Foto Brigitte Fuchs: Kalender von Harenberg
In meiner Kindheit (und vielleicht nur in dem Land, in dem ich sie verlebt habe) gab es eine besondere Art von Wandkalendern, an die ich mich jedes Jahr in den Wintermonaten erinnere, wie man sich an Weihnachtsbäume und Grossmütter erinnert, an Bilderbücher und Bonbons, an alle Personen und Dinge, die einen Glanz, eine Süsse und eine Wärme hatten und die in ein gläsernes Grab gesunken scheinen, immer noch sichtbar, aber tot, Reliquien der heiligen Kindheit. Die Wandkalender bestanden, wie die heutigen auch, aus einem dicken Bündel neuer, glänzender, schwarzer und roter Tage, über die wie ein Bühnenvorhang ein buntes Blättchen gelegt war, darstellend einen Ast voll roter Kirschen oder ein Büschel Veilchen, jedenfalls immer ein blühendes Versprechen des neuen noch zugeklappten Jahres. Das Bündel der 365 Tage steckte an einem ziemlich grossen und breiten Pappendeckel, der die Wand, das senkrechte Fundament war, auf dem sich das neue Jahr zu erheben gedachte. Dieses harte Papier war von einem noch härteren Glanz überzogen, von einer lackierten Schicht, einer spiegelnden, gewölbten Oberfläche, in der sich die Sonne konzentrierte, wenn der Wandkalender gegenüber dem Fenster hing, und in der, wie eine ferne Erzählung vom Wetter, die Färbungen des Himmels und der Luft zu lesen waren. Doch war diese Eigenschaft des Glanzes nur eine angenehme sekundäre. Während das Wichtigste die gepresste, erhabene Illustration auf dem Pappendeckel war, die, obwohl sie das ganze Jahr naturgemäss nicht wechselte, dennoch nicht die gleiche zu bleiben schien und ihre Aktualität bis zum 1. Dezember bewahrte, zu welcher Zeit schon die Erwartung des neuen Kalenders das Bild auf dem alten gewohnt und gewöhnlich machte.
(…)
Joseph Roth (1894-1939) österreichischer Schriftsteller und Journalist
Auszug aus „Gedicht von Wandkalendern“ in „Panoptikum“
j. roth beschreibt das gekonnt 🙂
wenn man einmal weg war, dann musste ein ganzes bündel tage im nachhinein entfernt werden. das hat dann kraft gekostet, wenn man die geduld nicht hatte, die einzelnen tage abzutrennen.

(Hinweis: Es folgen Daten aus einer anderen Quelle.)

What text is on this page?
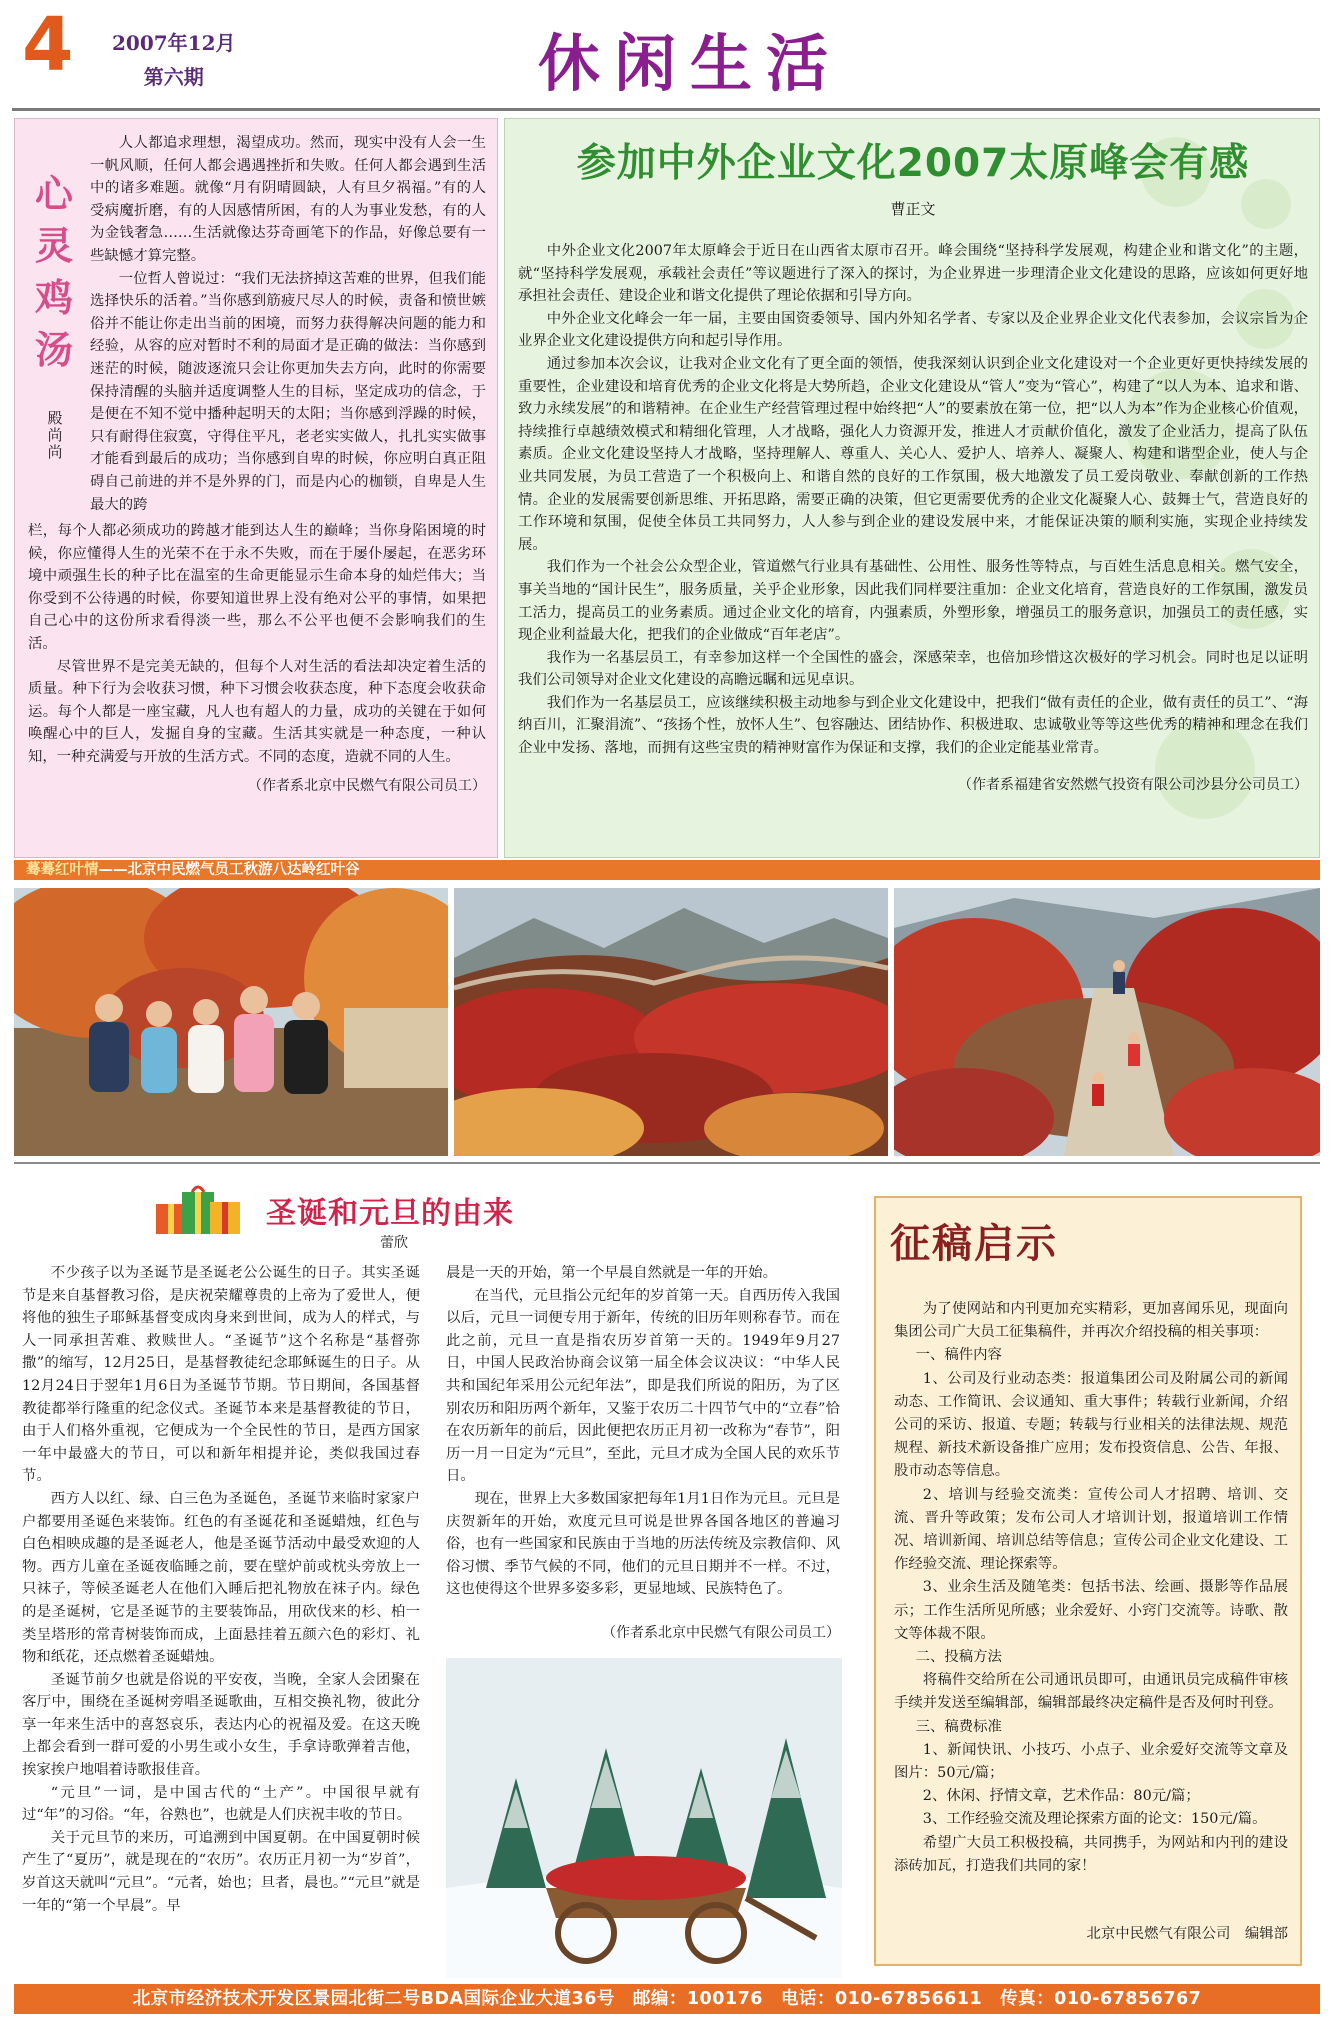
4 2007年12月
第六期	休闲生活
心灵鸡汤
殿尚尚

人人都追求理想，渴望成功。然而，现实中没有人会一生一帆风顺，任何人都会遇遇挫折和失败。任何人都会遇到生活中的诸多难题。就像“月有阴晴圆缺，人有旦夕祸福。”有的人受病魔折磨，有的人因感情所困，有的人为事业发愁，有的人为金钱奢急……生活就像达芬奇画笔下的作品，好像总要有一些缺憾才算完整。

一位哲人曾说过：“我们无法挤掉这苦难的世界，但我们能选择快乐的活着。”当你感到筋疲尺尽人的时候，责备和愤世嫉俗并不能让你走出当前的困境，而努力获得解决问题的能力和经验，从容的应对暂时不利的局面才是正确的做法：当你感到迷茫的时候，随波逐流只会让你更加失去方向，此时的你需要保持清醒的头脑并适度调整人生的目标，坚定成功的信念，于是便在不知不觉中播种起明天的太阳；当你感到浮躁的时候，只有耐得住寂寞，守得住平凡，老老实实做人，扎扎实实做事才能看到最后的成功；当你感到自卑的时候，你应明白真正阻碍自己前进的并不是外界的门，而是内心的枷锁，自卑是人生最大的跨

栏，每个人都必须成功的跨越才能到达人生的巅峰；当你身陷困境的时候，你应懂得人生的光荣不在于永不失败，而在于屡仆屡起，在恶劣环境中顽强生长的种子比在温室的生命更能显示生命本身的灿烂伟大；当你受到不公待遇的时候，你要知道世界上没有绝对公平的事情，如果把自己心中的这份所求看得淡一些，那么不公平也便不会影响我们的生活。

尽管世界不是完美无缺的，但每个人对生活的看法却决定着生活的质量。种下行为会收获习惯，种下习惯会收获态度，种下态度会收获命运。每个人都是一座宝藏，凡人也有超人的力量，成功的关键在于如何唤醒心中的巨人，发掘自身的宝藏。生活其实就是一种态度，一种认知，一种充满爱与开放的生活方式。不同的态度，造就不同的人生。

（作者系北京中民燃气有限公司员工）
参加中外企业文化2007太原峰会有感
曹正文

中外企业文化2007年太原峰会于近日在山西省太原市召开。峰会围绕“坚持科学发展观，构建企业和谐文化”的主题，就“坚持科学发展观，承载社会责任”等议题进行了深入的探讨，为企业界进一步理清企业文化建设的思路，应该如何更好地承担社会责任、建设企业和谐文化提供了理论依据和引导方向。

中外企业文化峰会一年一届，主要由国资委领导、国内外知名学者、专家以及企业界企业文化代表参加，会议宗旨为企业界企业文化建设提供方向和起引导作用。

通过参加本次会议，让我对企业文化有了更全面的领悟，使我深刻认识到企业文化建设对一个企业更好更快持续发展的重要性，企业建设和培育优秀的企业文化将是大势所趋，企业文化建设从“管人”变为“管心”，构建了“以人为本、追求和谐、致力永续发展”的和谐精神。在企业生产经营管理过程中始终把“人”的要素放在第一位，把“以人为本”作为企业核心价值观，持续推行卓越绩效模式和精细化管理，人才战略，强化人力资源开发，推进人才贡献价值化，激发了企业活力，提高了队伍素质。企业文化建设坚持人才战略，坚持理解人、尊重人、关心人、爱护人、培养人、凝聚人、构建和谐型企业，使人与企业共同发展，为员工营造了一个积极向上、和谐自然的良好的工作氛围，极大地激发了员工爱岗敬业、奉献创新的工作热情。企业的发展需要创新思维、开拓思路，需要正确的决策，但它更需要优秀的企业文化凝聚人心、鼓舞士气，营造良好的工作环境和氛围，促使全体员工共同努力，人人参与到企业的建设发展中来，才能保证决策的顺利实施，实现企业持续发展。

我们作为一个社会公众型企业，管道燃气行业具有基础性、公用性、服务性等特点，与百姓生活息息相关。燃气安全，事关当地的“国计民生”，服务质量，关乎企业形象，因此我们同样要注重加：企业文化培育，营造良好的工作氛围，激发员工活力，提高员工的业务素质。通过企业文化的培育，内强素质，外塑形象，增强员工的服务意识，加强员工的责任感，实现企业利益最大化，把我们的企业做成“百年老店”。

我作为一名基层员工，有幸参加这样一个全国性的盛会，深感荣幸，也倍加珍惜这次极好的学习机会。同时也足以证明我们公司领导对企业文化建设的高瞻远瞩和远见卓识。

我们作为一名基层员工，应该继续积极主动地参与到企业文化建设中，把我们“做有责任的企业，做有责任的员工”、“海纳百川，汇聚涓流”、“孩扬个性，放怀人生”、包容融达、团结协作、积极进取、忠诚敬业等等这些优秀的精神和理念在我们企业中发扬、落地，而拥有这些宝贵的精神财富作为保证和支撑，我们的企业定能基业常青。

（作者系福建省安然燃气投资有限公司沙县分公司员工）
蓦蓦红叶情——北京中民燃气员工秋游八达岭红叶谷
圣诞和元旦的由来
蕾欣

不少孩子以为圣诞节是圣诞老公公诞生的日子。其实圣诞节是来自基督教习俗，是庆祝荣耀尊贵的上帝为了爱世人，便将他的独生子耶稣基督变成肉身来到世间，成为人的样式，与人一同承担苦难、救赎世人。“圣诞节”这个名称是“基督弥撒”的缩写，12月25日，是基督教徒纪念耶稣诞生的日子。从12月24日于翌年1月6日为圣诞节节期。节日期间，各国基督教徒都举行隆重的纪念仪式。圣诞节本来是基督教徒的节日，由于人们格外重视，它便成为一个全民性的节日，是西方国家一年中最盛大的节日，可以和新年相提并论，类似我国过春节。

西方人以红、绿、白三色为圣诞色，圣诞节来临时家家户户都要用圣诞色来装饰。红色的有圣诞花和圣诞蜡烛，红色与白色相映成趣的是圣诞老人，他是圣诞节活动中最受欢迎的人物。西方儿童在圣诞夜临睡之前，要在壁炉前或枕头旁放上一只袜子，等候圣诞老人在他们入睡后把礼物放在袜子内。绿色的是圣诞树，它是圣诞节的主要装饰品，用砍伐来的杉、柏一类呈塔形的常青树装饰而成，上面悬挂着五颜六色的彩灯、礼物和纸花，还点燃着圣诞蜡烛。

圣诞节前夕也就是俗说的平安夜，当晚，全家人会团聚在客厅中，围绕在圣诞树旁唱圣诞歌曲，互相交换礼物，彼此分享一年来生活中的喜怒哀乐，表达内心的祝福及爱。在这天晚上都会看到一群可爱的小男生或小女生，手拿诗歌弹着吉他，挨家挨户地唱着诗歌报佳音。

“元旦”一词，是中国古代的“土产”。中国很早就有过“年”的习俗。“年，谷熟也”，也就是人们庆祝丰收的节日。

关于元旦节的来历，可追溯到中国夏朝。在中国夏朝时候产生了“夏历”，就是现在的“农历”。农历正月初一为“岁首”，岁首这天就叫“元旦”。“元者，始也；旦者，晨也。”“元旦”就是一年的“第一个早晨”。早

晨是一天的开始，第一个早晨自然就是一年的开始。

在当代，元旦指公元纪年的岁首第一天。自西历传入我国以后，元旦一词便专用于新年，传统的旧历年则称春节。而在此之前，元旦一直是指农历岁首第一天的。1949年9月27日，中国人民政治协商会议第一届全体会议决议：“中华人民共和国纪年采用公元纪年法”，即是我们所说的阳历，为了区别农历和阳历两个新年，又鉴于农历二十四节气中的“立春”恰在农历新年的前后，因此便把农历正月初一改称为“春节”，阳历一月一日定为“元旦”，至此，元旦才成为全国人民的欢乐节日。

现在，世界上大多数国家把每年1月1日作为元旦。元旦是庆贺新年的开始，欢度元旦可说是世界各国各地区的普遍习俗，也有一些国家和民族由于当地的历法传统及宗教信仰、风俗习惯、季节气候的不同，他们的元旦日期并不一样。不过，这也使得这个世界多姿多彩，更显地域、民族特色了。

（作者系北京中民燃气有限公司员工）
征稿启示

为了使网站和内刊更加充实精彩，更加喜闻乐见，现面向集团公司广大员工征集稿件，并再次介绍投稿的相关事项：

一、稿件内容

1、公司及行业动态类：报道集团公司及附属公司的新闻动态、工作简讯、会议通知、重大事件；转载行业新闻，介绍公司的采访、报道、专题；转载与行业相关的法律法规、规范规程、新技术新设备推广应用；发布投资信息、公告、年报、股市动态等信息。

2、培训与经验交流类：宣传公司人才招聘、培训、交流、晋升等政策；发布公司人才培训计划，报道培训工作情况、培训新闻、培训总结等信息；宣传公司企业文化建设、工作经验交流、理论探索等。

3、业余生活及随笔类：包括书法、绘画、摄影等作品展示；工作生活所见所感；业余爱好、小窍门交流等。诗歌、散文等体裁不限。

二、投稿方法

将稿件交给所在公司通讯员即可，由通讯员完成稿件审核手续并发送至编辑部，编辑部最终决定稿件是否及何时刊登。

三、稿费标准

1、新闻快讯、小技巧、小点子、业余爱好交流等文章及图片：50元/篇；

2、休闲、抒情文章，艺术作品：80元/篇；

3、工作经验交流及理论探索方面的论文：150元/篇。

希望广大员工积极投稿，共同携手，为网站和内刊的建设添砖加瓦，打造我们共同的家！

北京中民燃气有限公司　编辑部
北京市经济技术开发区景园北街二号BDA国际企业大道36号　邮编：100176　电话：010-67856611　传真：010-67856767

kalendersprüche sind meist vielfältig.
für mich ist dein blog zum kalender geworden….
einen frohen tag dir u. herzliche grüsse.
Das ist eine wunderbare Folgerung. :–)
Danke für deine Kommentare, Merlin, die hier immer so gut dazupassen!
Auch dir einen gefreuten Tag und herzlichen Gruss.
Ja, solche Kalender haben es in sich und kommen für uns aus sich heraus.
Ich schließe mich den Worten von Merlin sehr gern an. Danke für *deine täglichen Kalenderblätter* hier, die mir immer sehr willkommen sind.
Liebe Grüße
herzlichst, Edith
Der Dank ist ganz meinerseits, Edith.
Ich freue mich über die täglichen Kommentare hier.
Sei auch lieb gegrüsst!
Ich liebe diese Tages-Abreißkalender.
Der fürs kommende Jahr liegt auch schon bereit.
Und: sie lassen sich zu Lesezeichen, to-do-Listen, Notizzetteln etc. weiterverwenden 😉
Und danach drehe ich meine Blogrunde 😉
Herzliche Morgengrüße
Genau, Mona Lisa, sie sind multifunktional. :–)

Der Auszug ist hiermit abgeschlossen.